New Red Order

Public Secret Society

PUBLIC SECRET SOCIETY:  New Red Order
AWARD:  2021 SHIFT – Transformative Change and Indigenous Arts
CO-LEAD ARTIST:  Jackson Polys
NATIVE HERITAGE:  Tlingit
LOCATION:  New York, NY
CO-LEAD ARTIST:  Adam Khalil
NATIVE HERITAGE:  Ojibway (Sault Ste. Marie Tribe of Chippewa Indians)
LOCATION:  Brooklyn, NY
CO-LEAD ARTIST:  Zach Khalil
NATIVE HERITAGE:  Ojibway (Sault Ste. Marie Tribe of Chippewa Indians)
LOCATION:  Brooklyn, NY
WEBSITE:  newredorder.org
PARTNER ORGANIZATION: 
Creative Time – BIO
ABOUT

New Red Order (NRO) is a public secret society facilitated by core contributors Jackson Polys, Adam Khalil, and Zack Khalil. Polys is a multi-disciplinary artist who examines negotiations toward the limits and viability of desires for Indigenous growth. He holds an MFA in Visual Arts from Columbia University and was the recipient of a Native Arts and Cultures Foundation Mentor Artist Fellowship. Adam Khalil is a filmmaker and artist whose practice attempts to subvert traditional forms of image making through humor, relation, and transgression. He received his B.A. from Bard College and is co-founder of COUSINS Collective.  Zack Khalil is a filmmaker and artist whose work explores an Indigenous worldview and undermines traditional forms of historical authority through the excavation of alternative histories and the use of innovative documentary forms. He received his B.A. at Bard College in the Film and Electronic Arts Department, and is a UnionDocs Collaborative Fellow and Gates Millennium Scholar.  Their work has appeared at Artists Space, Haus der Kulturen der Welt Berlin, Kunstverein in Hamburg, Lincoln Center, Museum of Modern Art, Museum of Contemporary Art Detroit, New York Film Festival, Sundance Film Festival, Toronto Biennial 2019, Walker Arts Center, and Whitney Biennial 2019, among other institutions.
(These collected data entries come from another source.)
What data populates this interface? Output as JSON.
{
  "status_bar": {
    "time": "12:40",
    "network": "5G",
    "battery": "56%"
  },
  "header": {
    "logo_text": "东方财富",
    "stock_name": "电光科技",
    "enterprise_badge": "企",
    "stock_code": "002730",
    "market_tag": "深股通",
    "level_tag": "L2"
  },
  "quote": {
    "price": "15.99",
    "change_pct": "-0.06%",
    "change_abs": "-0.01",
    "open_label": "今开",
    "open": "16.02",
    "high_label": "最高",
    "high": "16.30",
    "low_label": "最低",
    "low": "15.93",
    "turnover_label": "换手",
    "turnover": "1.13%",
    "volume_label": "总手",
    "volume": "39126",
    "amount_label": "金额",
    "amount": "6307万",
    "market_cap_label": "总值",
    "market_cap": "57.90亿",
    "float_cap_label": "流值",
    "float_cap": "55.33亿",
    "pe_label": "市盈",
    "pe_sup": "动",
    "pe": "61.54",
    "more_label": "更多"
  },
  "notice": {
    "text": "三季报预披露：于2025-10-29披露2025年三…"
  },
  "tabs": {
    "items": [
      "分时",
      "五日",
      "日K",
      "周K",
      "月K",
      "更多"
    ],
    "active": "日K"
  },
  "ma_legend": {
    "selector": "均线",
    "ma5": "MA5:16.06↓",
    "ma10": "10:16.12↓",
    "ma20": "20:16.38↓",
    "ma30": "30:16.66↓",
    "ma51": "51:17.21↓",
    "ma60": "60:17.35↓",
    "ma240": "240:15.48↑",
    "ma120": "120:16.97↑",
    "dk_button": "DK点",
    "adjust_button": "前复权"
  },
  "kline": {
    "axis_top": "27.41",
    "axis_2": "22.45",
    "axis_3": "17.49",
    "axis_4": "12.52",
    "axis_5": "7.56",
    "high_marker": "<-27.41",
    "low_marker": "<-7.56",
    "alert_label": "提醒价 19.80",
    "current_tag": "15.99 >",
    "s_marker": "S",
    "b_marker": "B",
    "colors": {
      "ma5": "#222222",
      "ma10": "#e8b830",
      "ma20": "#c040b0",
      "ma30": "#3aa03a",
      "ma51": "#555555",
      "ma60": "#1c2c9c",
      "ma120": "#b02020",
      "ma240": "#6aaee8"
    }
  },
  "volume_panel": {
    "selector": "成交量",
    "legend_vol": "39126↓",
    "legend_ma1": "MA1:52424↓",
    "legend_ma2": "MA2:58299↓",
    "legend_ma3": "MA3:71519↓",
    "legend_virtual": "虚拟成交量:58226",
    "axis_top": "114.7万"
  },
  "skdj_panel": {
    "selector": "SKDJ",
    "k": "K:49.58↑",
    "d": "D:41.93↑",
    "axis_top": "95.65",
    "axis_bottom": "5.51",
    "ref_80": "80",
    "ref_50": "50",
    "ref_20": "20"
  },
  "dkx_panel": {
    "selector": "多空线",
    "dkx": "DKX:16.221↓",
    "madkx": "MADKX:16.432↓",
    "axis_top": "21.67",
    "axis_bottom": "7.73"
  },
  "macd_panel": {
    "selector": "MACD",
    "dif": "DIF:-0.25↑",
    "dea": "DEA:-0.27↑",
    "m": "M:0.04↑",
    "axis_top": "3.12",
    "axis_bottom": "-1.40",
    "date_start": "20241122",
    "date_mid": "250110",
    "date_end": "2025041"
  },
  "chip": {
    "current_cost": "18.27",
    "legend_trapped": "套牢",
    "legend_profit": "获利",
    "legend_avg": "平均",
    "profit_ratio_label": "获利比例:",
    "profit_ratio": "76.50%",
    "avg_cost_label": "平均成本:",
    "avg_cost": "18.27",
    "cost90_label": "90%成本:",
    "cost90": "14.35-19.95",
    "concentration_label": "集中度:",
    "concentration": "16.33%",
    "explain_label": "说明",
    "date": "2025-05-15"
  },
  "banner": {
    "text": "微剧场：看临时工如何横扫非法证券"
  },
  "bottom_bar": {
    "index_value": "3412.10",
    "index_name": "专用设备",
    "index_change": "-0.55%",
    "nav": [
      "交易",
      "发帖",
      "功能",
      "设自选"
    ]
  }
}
New Red Order (NRO) works with networks of informants and accomplices to create grounds for Indigenous futures. NRO emerges in contradistinction to an older, extant secret society dubbed “The Improved Order of the Red Men,” an American organization, revived in 1934 as a whites-only fraternity, whose redface rituals and regalia are inspired by the country’s most famous, foundational act of Indigenous appropriation: the donning of Mohawk disguises by the Sons of Liberty during the Boston Tea Party. If the foundation of settler society rests both on desires for indigeneity and the violent displacement of Indigenous land and life, NRO asks how those desires could be channeled toward productive and sustainable ends

Our aim is to transcend the guilt and shame, not to remove and thus get over it, but to imagine something through and beyond that can address and promote Indigenous futures.

― New Red Order 

PROJECT

NRO’s SHIFT project “Give It Back” enacts a collaborative formation in the ongoing development of a long-term Indigenous led movement to collectively devise strategies and activate new avenues toward instantiating the transfer of land back to Indigenous people. The organizational partner and project collaborator Creative Time, based in what is currently called New York City, will aid in the recruitment of willing settler-colonists to ‘give back’ what was stolen. The mutable project will unfurl over two years, harnessing the form of an architectural pavilion as a community nexus to move toward the permanent repatriation / rematriation of land.  This newly created hub will serve as an operating space for multiple Indigenous movements.

PARTNER ORGANIZATION

Creative Time is a public arts organization that works with artists to contribute to the dialogues, debates, and dreams of our times. Creative Time produces, presents, and sponsors programs in the visual and performing arts that encourage dialogue between artists and communities. Creative Time’s projects expand the definition of public art by employing artists concerned with enhancing the viewer’s perception of a particular environment, sharing the creative process with the public, and using densely populated locations lacking in cultural amenities.